Throughout, the body serves as barrier, battleground and boundary line, skin the superficial site of indiscernible care or conflict. Physical touch is present in much of Kowalska's output, yet its motives are often not didactically defined or easily digestible. Touch here represents both the ways in which we experience the world around us, and the ways in which the world often impresses or impedes itself upon us. The body keeps the score of past and present interpersonal or romantic relationships, and Kowalska is well aware of the ambiguities that being physically involved with another brings. Those contradictions introduced by tactility, the potential to bring pleasure, pain and perhaps both at once. It is these unknowing nuances, these undefined dichotomies that play out across each painting, the pendulum balanced perfectly between affection and fear, desire and dismissal, embrace and attack.

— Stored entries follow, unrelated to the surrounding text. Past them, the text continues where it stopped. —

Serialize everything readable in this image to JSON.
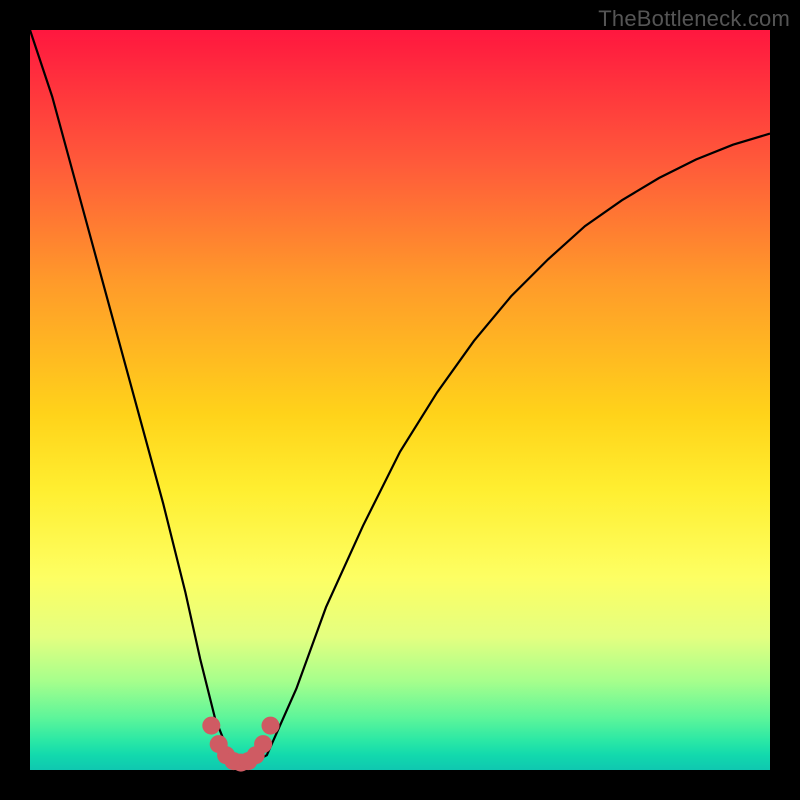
{
  "watermark": "TheBottleneck.com",
  "colors": {
    "frame": "#000000",
    "curve": "#000000",
    "marker": "#cf5b63"
  },
  "chart_data": {
    "type": "line",
    "title": "",
    "xlabel": "",
    "ylabel": "",
    "xlim": [
      0,
      100
    ],
    "ylim": [
      0,
      100
    ],
    "grid": false,
    "series": [
      {
        "name": "bottleneck-curve",
        "x": [
          0,
          3,
          6,
          9,
          12,
          15,
          18,
          21,
          23,
          25,
          27,
          29,
          30,
          32,
          36,
          40,
          45,
          50,
          55,
          60,
          65,
          70,
          75,
          80,
          85,
          90,
          95,
          100
        ],
        "y": [
          100,
          91,
          80,
          69,
          58,
          47,
          36,
          24,
          15,
          7,
          2,
          1,
          1,
          2,
          11,
          22,
          33,
          43,
          51,
          58,
          64,
          69,
          73.5,
          77,
          80,
          82.5,
          84.5,
          86
        ]
      },
      {
        "name": "optimal-region-markers",
        "x": [
          24.5,
          25.5,
          26.5,
          27.5,
          28.5,
          29.5,
          30.5,
          31.5,
          32.5
        ],
        "y": [
          6,
          3.5,
          2,
          1.2,
          1,
          1.2,
          2,
          3.5,
          6
        ]
      }
    ]
  }
}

Abandon any hope of elucidation by turning to the artist’s titles, themselves poetic and lyrical as if excerpts from some larger as yet unknown sources, as whilst they each contain snippets of plausible potential again a didactic description is withheld. For as generous as the artist is with style and subject matter, ultimately the viewer must bring themselves to the paintings and arrive at their own emotional impression and apprehension. Here, Kowalska has achieved that rarified abstraction not from semblance but from sense, the body indeed abstracted not only from the figure but also from narrative, location, time and even intention.